Executive Compensation Lawyers in Philadelphia review all Executive Compensation Options
Non-Qualified Deferred Compensation
When a non-qualified deferred compensation plan is offered, for example, income earned in one year is paid out in another. Such arrangements not only provide an executive with future financial income, but also an interest-accruing tax deferral. The executive receiving a non-qualified deferred compensation plan is unlimited by the amount or type of compensation that can be deferred – including bonuses – and the funds may be accessed pre-retirement. However in the event of a corporate bankruptcy, an executive may see his or her tax-deferred earnings vanish overnight.
Long-Term Stock and Cash-Based Incentives
Executives who have been presented with long-term stock and cash-based incentives should also seek the advice of an experienced Philadelphia employment lawyer. Although such arrangements often prove lucrative, fluctuations in the stock market or problems with an under-performing product can leave an executive financially vulnerable through no fault of their own. The Pennsylvania executive compensation lawyers at Sidney L. Gold & Associates will fight tirelessly to ensure that you receive the compensation you deserve.

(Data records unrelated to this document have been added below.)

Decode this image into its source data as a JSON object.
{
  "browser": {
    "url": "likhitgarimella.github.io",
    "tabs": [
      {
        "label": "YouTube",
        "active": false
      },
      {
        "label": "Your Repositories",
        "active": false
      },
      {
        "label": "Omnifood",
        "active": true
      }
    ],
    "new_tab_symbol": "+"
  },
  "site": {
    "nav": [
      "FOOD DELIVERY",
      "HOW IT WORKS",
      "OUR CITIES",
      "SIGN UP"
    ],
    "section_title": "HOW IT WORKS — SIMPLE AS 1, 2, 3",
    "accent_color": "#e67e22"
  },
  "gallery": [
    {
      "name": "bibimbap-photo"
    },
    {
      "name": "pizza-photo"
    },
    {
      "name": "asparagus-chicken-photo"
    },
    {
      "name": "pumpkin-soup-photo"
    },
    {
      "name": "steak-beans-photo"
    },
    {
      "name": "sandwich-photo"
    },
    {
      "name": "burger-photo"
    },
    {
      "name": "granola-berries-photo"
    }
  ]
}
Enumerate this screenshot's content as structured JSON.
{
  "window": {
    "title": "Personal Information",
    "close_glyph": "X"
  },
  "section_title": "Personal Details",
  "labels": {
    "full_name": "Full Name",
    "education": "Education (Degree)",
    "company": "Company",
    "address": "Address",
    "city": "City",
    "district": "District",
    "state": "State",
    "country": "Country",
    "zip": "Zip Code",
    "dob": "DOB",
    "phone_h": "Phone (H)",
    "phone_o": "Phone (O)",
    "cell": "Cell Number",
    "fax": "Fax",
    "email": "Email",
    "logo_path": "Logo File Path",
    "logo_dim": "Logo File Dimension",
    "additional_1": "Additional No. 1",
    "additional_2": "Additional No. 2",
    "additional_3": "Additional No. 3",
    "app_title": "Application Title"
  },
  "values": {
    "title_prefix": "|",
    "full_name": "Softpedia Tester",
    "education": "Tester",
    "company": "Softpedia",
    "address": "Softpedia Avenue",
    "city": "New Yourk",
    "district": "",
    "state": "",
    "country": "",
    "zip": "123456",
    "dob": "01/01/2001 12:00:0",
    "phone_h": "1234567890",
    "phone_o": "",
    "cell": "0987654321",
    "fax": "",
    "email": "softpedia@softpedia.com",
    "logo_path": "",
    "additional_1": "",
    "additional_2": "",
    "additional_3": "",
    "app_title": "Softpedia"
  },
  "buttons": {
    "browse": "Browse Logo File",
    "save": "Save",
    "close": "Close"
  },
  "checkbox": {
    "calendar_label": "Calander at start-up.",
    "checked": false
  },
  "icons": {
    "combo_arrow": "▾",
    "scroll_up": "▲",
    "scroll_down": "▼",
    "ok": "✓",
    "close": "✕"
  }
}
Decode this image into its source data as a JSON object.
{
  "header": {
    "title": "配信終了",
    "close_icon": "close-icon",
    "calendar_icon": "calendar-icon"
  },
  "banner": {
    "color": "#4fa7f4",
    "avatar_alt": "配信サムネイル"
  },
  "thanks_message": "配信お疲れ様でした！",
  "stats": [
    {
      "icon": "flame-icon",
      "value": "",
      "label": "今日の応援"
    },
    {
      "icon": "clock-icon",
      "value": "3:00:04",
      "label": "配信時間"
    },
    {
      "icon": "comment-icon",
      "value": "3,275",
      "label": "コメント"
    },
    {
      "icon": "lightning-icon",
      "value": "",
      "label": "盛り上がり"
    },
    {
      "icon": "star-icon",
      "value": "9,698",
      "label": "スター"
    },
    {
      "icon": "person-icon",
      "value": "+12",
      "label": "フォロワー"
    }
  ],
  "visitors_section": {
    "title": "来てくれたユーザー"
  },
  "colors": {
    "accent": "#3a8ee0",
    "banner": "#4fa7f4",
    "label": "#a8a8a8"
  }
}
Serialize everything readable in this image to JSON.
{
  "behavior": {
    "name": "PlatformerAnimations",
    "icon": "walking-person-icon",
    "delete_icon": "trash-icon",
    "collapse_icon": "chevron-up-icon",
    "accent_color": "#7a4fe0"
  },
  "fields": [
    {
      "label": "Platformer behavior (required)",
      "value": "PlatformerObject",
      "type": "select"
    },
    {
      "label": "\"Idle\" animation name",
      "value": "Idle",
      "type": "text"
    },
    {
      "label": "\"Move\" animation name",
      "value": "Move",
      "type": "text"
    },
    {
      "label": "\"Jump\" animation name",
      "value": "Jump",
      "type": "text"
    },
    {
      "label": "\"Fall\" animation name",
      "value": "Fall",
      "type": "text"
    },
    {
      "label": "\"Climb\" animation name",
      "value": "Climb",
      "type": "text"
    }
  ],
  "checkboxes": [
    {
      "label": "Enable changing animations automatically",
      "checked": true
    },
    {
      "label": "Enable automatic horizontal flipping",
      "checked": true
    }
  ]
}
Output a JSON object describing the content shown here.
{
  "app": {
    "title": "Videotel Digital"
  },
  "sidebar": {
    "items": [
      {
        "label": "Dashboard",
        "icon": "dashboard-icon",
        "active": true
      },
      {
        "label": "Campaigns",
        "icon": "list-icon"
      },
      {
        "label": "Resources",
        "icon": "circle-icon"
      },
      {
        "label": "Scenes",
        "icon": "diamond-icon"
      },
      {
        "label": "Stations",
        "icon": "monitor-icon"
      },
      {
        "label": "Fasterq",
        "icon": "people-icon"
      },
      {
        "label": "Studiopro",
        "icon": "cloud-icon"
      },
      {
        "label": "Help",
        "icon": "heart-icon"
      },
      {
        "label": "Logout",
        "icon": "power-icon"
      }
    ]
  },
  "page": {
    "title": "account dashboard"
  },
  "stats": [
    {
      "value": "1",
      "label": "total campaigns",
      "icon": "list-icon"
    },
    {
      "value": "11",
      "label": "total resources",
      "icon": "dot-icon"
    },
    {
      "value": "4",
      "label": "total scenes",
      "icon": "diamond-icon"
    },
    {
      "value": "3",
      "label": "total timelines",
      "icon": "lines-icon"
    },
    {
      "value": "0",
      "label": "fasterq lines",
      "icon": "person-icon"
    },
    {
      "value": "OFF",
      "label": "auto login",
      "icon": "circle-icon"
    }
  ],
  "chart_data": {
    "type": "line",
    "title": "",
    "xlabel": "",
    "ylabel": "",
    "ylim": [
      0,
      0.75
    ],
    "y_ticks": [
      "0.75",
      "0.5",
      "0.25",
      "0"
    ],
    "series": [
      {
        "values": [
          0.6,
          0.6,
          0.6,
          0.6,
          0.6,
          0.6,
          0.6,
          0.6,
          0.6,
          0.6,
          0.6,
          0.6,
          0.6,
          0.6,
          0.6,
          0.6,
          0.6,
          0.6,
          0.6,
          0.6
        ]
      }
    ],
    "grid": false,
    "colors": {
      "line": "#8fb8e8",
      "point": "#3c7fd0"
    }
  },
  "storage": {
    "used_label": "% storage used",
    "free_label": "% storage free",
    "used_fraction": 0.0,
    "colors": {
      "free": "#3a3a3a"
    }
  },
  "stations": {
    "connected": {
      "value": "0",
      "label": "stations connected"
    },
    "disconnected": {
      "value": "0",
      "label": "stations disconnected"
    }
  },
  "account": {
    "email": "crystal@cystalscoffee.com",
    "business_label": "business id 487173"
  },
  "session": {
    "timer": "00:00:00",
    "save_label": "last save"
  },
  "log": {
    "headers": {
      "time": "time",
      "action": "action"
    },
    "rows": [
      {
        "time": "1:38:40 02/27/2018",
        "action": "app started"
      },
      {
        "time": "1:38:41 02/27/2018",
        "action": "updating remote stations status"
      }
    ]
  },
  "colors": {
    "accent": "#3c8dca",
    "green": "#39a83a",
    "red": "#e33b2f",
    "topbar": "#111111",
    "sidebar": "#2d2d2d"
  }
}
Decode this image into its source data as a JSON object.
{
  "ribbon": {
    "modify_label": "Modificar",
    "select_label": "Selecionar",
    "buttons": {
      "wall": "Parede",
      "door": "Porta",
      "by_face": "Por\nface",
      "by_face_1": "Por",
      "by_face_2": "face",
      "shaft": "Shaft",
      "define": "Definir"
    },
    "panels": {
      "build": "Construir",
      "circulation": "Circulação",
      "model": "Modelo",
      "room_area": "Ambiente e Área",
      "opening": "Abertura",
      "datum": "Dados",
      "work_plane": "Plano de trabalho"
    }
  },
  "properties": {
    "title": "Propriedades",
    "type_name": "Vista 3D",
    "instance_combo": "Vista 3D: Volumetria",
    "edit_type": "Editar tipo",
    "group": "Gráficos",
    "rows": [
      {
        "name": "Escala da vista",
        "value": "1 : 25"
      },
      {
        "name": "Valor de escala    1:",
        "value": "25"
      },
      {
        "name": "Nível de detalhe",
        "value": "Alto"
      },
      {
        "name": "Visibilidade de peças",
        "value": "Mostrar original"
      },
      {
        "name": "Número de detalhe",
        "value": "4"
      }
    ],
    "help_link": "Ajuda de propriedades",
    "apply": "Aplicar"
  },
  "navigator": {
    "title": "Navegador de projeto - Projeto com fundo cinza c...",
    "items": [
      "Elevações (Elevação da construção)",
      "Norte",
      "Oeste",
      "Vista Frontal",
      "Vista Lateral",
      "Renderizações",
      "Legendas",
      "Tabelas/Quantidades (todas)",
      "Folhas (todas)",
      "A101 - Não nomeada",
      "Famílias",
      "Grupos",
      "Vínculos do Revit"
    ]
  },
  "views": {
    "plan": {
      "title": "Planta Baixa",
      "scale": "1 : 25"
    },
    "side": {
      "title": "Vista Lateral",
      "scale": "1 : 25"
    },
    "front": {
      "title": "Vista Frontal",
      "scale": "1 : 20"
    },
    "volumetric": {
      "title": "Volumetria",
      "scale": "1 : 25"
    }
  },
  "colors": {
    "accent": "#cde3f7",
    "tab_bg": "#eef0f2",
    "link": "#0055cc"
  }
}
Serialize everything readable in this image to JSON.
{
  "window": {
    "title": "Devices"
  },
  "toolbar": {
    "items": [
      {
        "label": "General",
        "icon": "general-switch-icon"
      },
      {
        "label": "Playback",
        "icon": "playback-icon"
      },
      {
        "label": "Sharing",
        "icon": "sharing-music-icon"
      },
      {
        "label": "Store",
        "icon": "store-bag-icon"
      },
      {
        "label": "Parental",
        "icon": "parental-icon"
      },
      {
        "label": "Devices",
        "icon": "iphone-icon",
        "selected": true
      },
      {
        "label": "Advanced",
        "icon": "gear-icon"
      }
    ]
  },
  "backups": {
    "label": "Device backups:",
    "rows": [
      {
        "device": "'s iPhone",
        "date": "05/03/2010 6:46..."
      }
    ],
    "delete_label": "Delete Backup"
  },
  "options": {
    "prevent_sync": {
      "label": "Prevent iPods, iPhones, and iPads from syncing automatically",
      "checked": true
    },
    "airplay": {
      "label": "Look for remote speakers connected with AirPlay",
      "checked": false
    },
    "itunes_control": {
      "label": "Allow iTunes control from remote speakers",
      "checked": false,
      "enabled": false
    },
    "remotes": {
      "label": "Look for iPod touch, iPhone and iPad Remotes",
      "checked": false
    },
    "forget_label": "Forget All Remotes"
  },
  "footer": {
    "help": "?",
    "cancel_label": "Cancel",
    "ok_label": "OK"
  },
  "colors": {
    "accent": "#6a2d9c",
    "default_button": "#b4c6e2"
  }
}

Severance agreements require close scrutiny. At Sidney L. Gold & Associates, we will give you a better understanding of the real-world implications of your severance package, including non-solicitation and non-compete restrictive covenants which may dramatically affect your ability to start over elsewhere. If you are already an outgoing executive with no severance agreement in place, it is imperative that you retain counsel. You may already be entitled to severance benefits pursuant to the Employee Retirement Income Security Act (ERISA), or our Philadelphia employment lawyers can assist you in the negotiation of a new severance package.
Executive Health Care Coverage
Executive health care coverage has recently changed with the enactment of the Affordable Care Act (ACA.) Although historically certain corporate “highly compensated individuals” (HCIs) were offered enhanced or supplemental fully-insured health benefits – even after termination – the ACA requires that those benefits comply with the same non-discrimination rules already applied to self-insured plans. According to IRS code, an HCI is defined as one of the five highest paid officers, a shareholder owning more than ten percent of the stock of an employer, or among the highest paid 25% of all employees.